Un alumno logró amasar en un solo día más de cuarenta pesetas de la época, la mayor parte de ellas jugando al “hoyo”, con “tres tapones espectaculares”, y el resto alquilando  una bicicleta “muy buena” que tenía, a razón de dos reales, una peonza o varías canicas por cada paseo. Enterado D. Severino Fernández, los obligó a entregar todo lo ganado para obras benéficas, es decir, “para los negritos”.[11]

A finales de los 60 y comienzos de los 70,  los chiquillos más osados se   tiraban de las ramas de los olivos, imitando las destrezas de Tarzán, y se seguía  jugando a los  burritos "cailones" y a los bolinches:

«El lugar preferido para jugar a los bolinches y al hoyo era el regatón que separaba el colegio de los terrenos de la barriada de Andalucía, por su amplitud y ondulación; todo ello con anterioridad a la construcción de la barriada de Andalucía. En los últimos cursos compartíamos más espacios y juegos con las alumnas».[12]
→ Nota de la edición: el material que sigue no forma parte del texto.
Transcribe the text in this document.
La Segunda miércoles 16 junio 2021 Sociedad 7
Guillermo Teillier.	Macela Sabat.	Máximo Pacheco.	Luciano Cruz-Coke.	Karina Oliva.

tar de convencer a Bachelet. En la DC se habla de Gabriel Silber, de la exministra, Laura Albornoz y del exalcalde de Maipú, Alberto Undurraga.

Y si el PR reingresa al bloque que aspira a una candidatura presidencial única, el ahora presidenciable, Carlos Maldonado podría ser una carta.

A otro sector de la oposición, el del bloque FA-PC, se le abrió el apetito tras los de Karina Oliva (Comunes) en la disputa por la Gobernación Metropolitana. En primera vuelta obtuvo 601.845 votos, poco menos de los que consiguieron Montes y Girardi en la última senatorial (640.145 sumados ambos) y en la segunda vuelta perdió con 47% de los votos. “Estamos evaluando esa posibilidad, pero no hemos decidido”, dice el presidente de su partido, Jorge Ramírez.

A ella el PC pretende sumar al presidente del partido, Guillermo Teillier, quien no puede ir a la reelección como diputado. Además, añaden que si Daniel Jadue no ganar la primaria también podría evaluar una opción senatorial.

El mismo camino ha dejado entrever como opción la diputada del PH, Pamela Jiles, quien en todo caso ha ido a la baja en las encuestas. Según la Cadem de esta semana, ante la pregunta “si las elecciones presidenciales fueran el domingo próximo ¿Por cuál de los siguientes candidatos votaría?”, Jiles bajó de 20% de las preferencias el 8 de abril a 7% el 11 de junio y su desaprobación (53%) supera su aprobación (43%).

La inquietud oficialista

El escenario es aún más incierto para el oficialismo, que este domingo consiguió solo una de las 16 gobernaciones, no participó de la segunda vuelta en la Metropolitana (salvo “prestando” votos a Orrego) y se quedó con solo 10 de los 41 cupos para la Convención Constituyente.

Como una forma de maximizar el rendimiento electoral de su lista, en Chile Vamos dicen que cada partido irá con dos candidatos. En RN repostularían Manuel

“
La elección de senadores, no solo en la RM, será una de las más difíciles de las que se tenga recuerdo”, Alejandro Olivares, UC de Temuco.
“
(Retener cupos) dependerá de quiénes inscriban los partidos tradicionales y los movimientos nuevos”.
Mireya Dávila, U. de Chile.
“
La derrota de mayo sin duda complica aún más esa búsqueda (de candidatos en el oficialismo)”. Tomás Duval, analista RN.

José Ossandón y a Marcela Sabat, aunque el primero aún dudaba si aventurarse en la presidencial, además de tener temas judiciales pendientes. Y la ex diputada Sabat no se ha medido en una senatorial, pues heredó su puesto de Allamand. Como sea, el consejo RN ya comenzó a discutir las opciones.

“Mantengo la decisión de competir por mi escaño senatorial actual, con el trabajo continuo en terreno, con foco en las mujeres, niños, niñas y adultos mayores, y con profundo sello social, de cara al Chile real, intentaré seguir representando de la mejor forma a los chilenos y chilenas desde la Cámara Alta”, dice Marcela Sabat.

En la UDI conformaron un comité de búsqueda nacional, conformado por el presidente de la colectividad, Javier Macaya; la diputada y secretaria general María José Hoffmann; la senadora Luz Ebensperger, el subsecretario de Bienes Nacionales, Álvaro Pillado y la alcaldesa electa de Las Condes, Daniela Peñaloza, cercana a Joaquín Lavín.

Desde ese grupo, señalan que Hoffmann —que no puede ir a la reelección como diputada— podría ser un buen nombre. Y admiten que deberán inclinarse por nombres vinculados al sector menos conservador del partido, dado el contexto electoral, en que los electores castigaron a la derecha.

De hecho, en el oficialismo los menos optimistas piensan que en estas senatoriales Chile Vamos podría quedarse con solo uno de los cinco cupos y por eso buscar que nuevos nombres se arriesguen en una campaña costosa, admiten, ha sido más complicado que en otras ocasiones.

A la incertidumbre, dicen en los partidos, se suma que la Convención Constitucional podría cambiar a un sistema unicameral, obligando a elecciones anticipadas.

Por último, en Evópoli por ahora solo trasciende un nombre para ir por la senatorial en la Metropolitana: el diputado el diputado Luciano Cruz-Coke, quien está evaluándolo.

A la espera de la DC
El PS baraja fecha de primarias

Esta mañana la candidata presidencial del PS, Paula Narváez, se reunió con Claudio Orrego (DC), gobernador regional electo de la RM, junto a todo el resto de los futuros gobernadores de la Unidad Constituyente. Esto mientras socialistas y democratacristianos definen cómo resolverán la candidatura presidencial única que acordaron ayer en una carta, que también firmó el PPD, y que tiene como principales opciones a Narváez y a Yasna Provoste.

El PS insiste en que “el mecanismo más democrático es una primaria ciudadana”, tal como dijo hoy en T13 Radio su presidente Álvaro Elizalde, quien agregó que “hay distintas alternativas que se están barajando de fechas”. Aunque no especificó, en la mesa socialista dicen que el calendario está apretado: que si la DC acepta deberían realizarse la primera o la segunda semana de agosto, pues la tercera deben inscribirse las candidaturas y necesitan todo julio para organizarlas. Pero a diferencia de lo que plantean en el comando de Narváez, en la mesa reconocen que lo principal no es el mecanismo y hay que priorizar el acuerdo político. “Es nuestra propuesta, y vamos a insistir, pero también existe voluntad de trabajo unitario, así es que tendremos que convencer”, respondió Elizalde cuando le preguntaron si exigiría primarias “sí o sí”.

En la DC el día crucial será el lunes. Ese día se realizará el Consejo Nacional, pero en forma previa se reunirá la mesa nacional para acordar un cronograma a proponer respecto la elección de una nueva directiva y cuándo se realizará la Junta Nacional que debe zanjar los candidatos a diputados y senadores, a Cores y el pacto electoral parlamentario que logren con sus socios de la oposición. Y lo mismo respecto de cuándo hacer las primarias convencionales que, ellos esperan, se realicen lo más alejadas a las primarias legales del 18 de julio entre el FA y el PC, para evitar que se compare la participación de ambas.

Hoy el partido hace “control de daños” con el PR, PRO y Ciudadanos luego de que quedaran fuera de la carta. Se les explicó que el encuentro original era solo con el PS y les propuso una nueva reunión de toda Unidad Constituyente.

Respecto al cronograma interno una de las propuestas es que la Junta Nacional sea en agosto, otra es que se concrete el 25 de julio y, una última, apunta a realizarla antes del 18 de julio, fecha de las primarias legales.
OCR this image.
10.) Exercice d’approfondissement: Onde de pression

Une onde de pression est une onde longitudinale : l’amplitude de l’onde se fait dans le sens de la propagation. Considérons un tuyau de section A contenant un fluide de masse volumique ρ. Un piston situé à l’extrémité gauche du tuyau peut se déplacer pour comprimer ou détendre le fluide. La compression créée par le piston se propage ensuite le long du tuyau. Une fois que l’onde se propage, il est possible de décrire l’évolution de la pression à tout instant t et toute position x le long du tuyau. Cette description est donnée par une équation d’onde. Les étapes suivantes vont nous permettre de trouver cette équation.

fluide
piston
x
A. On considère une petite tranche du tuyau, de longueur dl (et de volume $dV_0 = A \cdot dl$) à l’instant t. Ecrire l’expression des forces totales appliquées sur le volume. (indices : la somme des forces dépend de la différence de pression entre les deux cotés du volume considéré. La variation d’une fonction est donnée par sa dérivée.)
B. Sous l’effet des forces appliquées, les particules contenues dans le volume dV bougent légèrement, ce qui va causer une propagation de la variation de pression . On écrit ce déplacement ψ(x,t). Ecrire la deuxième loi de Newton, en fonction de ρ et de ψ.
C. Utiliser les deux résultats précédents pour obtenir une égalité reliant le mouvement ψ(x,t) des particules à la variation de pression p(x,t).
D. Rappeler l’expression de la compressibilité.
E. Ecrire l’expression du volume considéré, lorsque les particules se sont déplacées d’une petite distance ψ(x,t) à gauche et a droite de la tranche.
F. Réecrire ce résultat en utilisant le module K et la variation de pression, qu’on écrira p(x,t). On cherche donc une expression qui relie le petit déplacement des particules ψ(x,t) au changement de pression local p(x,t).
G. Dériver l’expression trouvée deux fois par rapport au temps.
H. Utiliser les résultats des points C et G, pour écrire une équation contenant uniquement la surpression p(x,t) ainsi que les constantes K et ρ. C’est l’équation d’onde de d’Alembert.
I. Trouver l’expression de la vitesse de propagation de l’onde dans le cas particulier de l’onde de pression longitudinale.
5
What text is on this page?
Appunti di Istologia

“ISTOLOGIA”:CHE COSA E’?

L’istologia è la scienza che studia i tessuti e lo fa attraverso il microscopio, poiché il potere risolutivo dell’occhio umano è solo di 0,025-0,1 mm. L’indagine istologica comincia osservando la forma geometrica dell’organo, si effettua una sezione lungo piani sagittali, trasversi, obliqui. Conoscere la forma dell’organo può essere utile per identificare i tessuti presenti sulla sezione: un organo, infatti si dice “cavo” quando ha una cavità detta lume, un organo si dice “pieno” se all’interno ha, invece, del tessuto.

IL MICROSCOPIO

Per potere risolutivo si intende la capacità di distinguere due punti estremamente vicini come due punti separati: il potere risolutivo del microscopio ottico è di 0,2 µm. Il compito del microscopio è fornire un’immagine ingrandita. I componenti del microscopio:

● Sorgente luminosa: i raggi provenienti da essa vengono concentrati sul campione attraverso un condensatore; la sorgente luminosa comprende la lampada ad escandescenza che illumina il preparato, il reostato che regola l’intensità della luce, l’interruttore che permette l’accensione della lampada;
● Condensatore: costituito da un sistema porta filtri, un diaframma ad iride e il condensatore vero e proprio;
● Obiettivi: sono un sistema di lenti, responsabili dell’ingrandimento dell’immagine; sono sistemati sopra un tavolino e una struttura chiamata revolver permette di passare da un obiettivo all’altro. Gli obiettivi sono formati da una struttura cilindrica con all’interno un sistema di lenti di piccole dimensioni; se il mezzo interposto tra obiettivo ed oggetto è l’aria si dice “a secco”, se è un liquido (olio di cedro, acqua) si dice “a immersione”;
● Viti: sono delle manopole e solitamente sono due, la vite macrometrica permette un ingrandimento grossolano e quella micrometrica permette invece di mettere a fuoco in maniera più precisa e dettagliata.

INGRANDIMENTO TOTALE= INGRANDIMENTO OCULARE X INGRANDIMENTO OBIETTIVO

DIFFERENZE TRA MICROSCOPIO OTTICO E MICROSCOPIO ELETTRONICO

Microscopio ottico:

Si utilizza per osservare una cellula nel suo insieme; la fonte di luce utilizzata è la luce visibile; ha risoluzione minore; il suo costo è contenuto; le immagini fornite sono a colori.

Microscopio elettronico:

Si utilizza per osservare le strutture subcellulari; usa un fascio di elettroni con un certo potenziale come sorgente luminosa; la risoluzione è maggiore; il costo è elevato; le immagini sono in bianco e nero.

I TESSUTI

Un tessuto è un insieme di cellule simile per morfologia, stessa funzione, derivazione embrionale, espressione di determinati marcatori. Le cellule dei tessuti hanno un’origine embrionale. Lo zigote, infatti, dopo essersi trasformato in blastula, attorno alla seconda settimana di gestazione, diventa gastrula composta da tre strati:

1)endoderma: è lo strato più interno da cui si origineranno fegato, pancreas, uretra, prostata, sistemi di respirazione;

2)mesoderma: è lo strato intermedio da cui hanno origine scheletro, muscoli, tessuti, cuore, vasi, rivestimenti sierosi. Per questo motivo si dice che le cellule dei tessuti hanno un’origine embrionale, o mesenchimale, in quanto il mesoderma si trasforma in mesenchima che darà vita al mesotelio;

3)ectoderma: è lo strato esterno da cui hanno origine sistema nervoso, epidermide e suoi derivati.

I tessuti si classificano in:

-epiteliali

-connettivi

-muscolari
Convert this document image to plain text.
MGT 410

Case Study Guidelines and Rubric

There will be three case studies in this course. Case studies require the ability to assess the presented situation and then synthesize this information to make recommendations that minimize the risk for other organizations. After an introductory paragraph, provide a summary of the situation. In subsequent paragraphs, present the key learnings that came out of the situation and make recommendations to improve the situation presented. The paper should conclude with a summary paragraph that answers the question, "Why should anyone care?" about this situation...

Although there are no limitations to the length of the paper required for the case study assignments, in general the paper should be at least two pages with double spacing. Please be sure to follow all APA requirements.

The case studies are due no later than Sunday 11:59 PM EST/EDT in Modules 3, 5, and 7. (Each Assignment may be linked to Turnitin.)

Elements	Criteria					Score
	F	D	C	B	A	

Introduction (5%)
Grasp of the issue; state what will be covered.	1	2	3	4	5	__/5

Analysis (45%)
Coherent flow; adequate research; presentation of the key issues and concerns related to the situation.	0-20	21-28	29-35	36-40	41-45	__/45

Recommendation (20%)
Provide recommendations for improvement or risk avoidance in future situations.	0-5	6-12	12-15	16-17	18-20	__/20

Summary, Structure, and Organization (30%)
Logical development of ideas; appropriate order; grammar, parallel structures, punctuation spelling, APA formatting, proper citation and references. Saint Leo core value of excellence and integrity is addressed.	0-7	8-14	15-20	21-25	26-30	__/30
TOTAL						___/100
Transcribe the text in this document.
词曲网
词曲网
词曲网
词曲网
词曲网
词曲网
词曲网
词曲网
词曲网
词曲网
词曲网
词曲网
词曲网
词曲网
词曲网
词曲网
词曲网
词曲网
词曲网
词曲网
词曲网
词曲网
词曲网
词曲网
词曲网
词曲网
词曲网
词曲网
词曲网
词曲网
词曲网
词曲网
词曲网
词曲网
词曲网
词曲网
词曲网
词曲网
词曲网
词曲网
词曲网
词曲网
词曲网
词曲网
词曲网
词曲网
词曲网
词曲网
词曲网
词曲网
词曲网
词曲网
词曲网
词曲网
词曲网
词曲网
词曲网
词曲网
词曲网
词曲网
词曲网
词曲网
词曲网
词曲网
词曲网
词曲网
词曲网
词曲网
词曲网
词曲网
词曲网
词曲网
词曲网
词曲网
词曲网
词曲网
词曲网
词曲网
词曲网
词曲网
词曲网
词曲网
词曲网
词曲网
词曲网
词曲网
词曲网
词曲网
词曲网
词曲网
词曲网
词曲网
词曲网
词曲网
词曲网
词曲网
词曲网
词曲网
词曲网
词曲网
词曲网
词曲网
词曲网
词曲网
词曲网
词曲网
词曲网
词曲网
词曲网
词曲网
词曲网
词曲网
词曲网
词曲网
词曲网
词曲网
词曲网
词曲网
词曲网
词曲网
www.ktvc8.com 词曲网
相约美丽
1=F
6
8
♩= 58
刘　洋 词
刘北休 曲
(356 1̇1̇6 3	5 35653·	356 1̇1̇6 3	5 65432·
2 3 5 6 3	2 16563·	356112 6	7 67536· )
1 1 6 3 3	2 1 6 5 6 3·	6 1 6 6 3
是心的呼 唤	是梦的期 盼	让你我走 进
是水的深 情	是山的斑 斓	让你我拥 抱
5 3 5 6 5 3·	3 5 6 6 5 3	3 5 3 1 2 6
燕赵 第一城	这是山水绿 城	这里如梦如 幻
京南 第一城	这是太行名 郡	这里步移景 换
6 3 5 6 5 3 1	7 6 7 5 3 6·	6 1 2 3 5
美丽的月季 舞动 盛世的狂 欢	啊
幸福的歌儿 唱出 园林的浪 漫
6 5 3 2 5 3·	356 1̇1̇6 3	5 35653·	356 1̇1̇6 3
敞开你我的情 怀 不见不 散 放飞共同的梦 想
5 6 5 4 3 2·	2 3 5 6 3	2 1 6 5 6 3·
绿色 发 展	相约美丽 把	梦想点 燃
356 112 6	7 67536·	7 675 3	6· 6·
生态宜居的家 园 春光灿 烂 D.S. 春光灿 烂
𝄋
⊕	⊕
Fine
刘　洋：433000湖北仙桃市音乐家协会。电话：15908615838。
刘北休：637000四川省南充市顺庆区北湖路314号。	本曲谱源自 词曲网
«Jugábamos a los burritos cailones, el quebrantahuesos, al pasar la bomba, la lima y, de forma infatigable, al fútbol. Con los primeros, más de uno tuvo que ser atendido en dirección, fruto del ímpetu con el que nos entregábamos al juego y del zócalo de chinos que tenía el colegio, que resultaba una combinación un tanto peligrosa».[13]

El recreo de las niñas era más tranquilo:

«Jugábamos a la comba, a las figuritas con cromos saltarines y al torito coger o esconder, cada una de en su corrillo de amigas»[14].

Otra de las grandes protagonistas del recreo del Menéndez Pelayo fue   Marina Quintero. En el kiosko de Marina, de la Calle Agustina de Aragón, se vendían "garbanzos remojaos" y "cebá tostá", como antes lo hizo en la Calle Peñuelas, administrados en "papel de cañafea", a veces con ayuda de su hijo Antonio Rivera Quintero. Pero, además, aprovechó la cercanía del colegio para la venta de chucherías, galletas de coco y polos de nata a sus nuevos clientes. Esa diversificación del negocio de Marina fue sin duda del agrado de la chiquillería. Asimismo, el kiosko era también papelería y vendía gomas Milán, bolígrafos Bic y libretas de todos los tamaños y colores.

En los años sesenta las niñas salían al kiosko de Marina a comprar[15], pero cuando se construyó la valla perimetral, Marina se acercaba a la misma durante el recreo y los chicos nos agolpábamos para adquirir nuestras golosinas. No faltaban tampoco los que se saltaban la valla para acceder directamente a la tienda y evitar las enormes acumulaciones.   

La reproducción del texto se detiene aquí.